[Linux-aus] Fwd: Ogg Vorbis and Theora removed from HTML5

Jon 'maddog' Hall maddog at li.org
Sun Dec 16 20:35:21 UTC 2007


> > I find the idea of 'additional patent risk' somewhat amusing, coming
> > from the parties involved, even if valid.

It is not just "additional patent risk", but also the demand from
consumers....a dance, if you will, between pain (risk) and pleasure
(revenues).

First of all, even the most "known" of technologies is not free of
"patent risk".  This can be seen by various past patent fiascoes such as
the Sperry/Burroughs/Unisys LZ[77|78|W] compression algorithm (how many
books, magazines and unix systems were printed and distributed
discussing and using these algorithms before Unisys lowered the boom?)
to the recent Alcatel-Lucent win on mp3 technologies, with Microsoft
being the FIRST 1.5 Billion dollar loser?  I hesitate to say "poor
Microsoft", but after all, Microsoft DID pay the companies (Thomson and
Fraunhofer) who were the *supposed* patent holders and licensors $16
million dollars to ship mp3 in their products, didn't they?

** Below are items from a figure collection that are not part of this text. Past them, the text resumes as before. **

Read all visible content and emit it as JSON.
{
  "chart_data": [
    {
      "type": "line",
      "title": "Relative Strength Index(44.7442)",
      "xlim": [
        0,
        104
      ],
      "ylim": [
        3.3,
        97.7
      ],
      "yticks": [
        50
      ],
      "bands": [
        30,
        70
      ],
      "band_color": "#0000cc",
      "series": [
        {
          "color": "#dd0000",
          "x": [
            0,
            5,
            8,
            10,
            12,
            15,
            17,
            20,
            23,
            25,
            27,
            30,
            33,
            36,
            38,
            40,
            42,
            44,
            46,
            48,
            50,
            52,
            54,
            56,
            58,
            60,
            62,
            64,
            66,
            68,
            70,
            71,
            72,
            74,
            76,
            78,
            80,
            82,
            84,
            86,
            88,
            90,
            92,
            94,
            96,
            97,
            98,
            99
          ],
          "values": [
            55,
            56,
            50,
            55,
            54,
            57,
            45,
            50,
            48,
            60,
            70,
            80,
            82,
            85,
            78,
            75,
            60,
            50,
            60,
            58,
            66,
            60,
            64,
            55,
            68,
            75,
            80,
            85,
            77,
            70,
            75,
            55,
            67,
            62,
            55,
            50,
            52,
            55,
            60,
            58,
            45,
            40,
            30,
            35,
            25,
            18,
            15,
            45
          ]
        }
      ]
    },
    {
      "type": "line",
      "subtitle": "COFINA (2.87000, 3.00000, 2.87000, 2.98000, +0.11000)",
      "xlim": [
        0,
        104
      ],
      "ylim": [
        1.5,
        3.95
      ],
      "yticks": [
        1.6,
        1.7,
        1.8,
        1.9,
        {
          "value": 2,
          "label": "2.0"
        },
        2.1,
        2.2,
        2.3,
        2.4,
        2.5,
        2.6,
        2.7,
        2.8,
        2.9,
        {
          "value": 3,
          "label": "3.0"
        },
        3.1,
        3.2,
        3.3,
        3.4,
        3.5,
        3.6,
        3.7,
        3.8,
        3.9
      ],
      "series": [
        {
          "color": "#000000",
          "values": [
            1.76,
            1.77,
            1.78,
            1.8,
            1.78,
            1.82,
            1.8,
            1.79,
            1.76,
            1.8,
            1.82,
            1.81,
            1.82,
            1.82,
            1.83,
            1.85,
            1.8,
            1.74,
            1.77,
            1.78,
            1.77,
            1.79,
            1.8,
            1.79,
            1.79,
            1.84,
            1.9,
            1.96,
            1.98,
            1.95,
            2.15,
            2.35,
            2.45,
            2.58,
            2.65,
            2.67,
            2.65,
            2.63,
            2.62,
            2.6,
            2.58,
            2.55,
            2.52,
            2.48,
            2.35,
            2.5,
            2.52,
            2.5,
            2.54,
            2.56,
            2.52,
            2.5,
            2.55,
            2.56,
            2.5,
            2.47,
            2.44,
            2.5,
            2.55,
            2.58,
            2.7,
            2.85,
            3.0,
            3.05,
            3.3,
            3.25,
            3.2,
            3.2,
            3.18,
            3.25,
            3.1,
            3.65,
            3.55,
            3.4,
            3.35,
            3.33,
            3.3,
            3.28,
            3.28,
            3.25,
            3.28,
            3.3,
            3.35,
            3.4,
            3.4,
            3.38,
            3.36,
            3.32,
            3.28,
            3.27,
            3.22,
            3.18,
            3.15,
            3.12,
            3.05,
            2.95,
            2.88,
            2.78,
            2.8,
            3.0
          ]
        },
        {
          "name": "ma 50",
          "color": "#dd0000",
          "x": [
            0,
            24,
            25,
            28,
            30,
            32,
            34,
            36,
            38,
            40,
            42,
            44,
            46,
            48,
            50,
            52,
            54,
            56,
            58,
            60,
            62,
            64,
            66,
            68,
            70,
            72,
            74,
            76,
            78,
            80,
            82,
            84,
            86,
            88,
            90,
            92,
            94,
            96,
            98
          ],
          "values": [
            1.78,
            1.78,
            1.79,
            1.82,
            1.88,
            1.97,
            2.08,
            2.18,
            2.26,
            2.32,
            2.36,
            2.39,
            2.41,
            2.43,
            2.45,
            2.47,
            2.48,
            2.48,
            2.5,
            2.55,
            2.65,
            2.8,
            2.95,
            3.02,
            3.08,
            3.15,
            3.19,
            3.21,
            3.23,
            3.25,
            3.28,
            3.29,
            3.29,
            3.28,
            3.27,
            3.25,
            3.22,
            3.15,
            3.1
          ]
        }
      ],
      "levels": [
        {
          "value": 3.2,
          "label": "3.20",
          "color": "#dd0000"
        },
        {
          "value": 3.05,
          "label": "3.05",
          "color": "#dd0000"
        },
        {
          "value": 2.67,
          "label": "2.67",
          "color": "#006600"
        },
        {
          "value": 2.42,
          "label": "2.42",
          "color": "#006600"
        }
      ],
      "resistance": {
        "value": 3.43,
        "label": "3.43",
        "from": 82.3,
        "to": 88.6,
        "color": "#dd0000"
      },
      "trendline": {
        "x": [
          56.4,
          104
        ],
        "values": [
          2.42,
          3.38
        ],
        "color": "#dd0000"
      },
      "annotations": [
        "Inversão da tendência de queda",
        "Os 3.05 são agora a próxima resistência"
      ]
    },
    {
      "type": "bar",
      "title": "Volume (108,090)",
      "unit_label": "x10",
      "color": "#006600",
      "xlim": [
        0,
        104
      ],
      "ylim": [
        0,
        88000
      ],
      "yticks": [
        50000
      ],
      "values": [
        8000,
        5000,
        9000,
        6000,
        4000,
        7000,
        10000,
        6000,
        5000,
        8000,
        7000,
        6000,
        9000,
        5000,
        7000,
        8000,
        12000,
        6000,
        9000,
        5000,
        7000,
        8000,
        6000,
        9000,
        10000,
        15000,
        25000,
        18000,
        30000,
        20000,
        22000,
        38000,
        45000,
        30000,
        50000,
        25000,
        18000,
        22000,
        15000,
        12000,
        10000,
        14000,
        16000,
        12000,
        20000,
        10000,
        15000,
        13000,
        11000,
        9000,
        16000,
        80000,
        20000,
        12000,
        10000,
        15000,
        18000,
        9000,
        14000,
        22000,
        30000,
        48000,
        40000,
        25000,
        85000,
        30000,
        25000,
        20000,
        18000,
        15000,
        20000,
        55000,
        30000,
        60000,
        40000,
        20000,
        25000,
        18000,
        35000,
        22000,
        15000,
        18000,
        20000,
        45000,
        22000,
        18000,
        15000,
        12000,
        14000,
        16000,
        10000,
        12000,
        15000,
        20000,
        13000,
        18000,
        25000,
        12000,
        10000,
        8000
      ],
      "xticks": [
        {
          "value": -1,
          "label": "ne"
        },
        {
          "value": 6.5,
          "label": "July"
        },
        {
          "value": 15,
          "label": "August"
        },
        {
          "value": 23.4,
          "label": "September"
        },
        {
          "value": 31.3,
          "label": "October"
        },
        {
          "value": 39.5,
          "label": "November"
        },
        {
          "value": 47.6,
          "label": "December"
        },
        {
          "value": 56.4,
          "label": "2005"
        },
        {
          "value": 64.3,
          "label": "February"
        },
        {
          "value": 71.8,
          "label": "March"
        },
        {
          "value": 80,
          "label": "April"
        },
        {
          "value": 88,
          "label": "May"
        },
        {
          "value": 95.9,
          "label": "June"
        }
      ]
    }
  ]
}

So you see, even the "most known" of codecs and software patent issues
are not free of risk.

On the other hand, if people said "I will not buy your music player
unless it has Ogg Vorbis", then every company would include it, perhaps
building a pool of money for legal defense, or taking out patent
infringement insurance.

I think the real issue is a combination of three things:

o there already is a compression technique that most large companies
have incorporated, payed their royalties on (more or less) and that the
public demands.  That technique is MP3

o the patent is not a "blocking patent" (i.e. keeps companies out of the
business)

o the royalties for MP3 playback are so small that for most devices it
is inconsequential (or the companies paid a one-time fee).  Compression
royalties are paid for by the royalties/licenses on the software that
uses it or added onto the hardware price, and are equally
inconsequential.

o there is not sufficient demand *from consumers* for another technique
that is royalty free

The place that a royalty-based codec really hits and hurts is (of
course) Free Software, and who really cares about that?

Warmest regards,

maddog

-- 
Jon "maddog" Hall
Executive Director           Linux International(R)
email: maddog at li.org         80 Amherst St.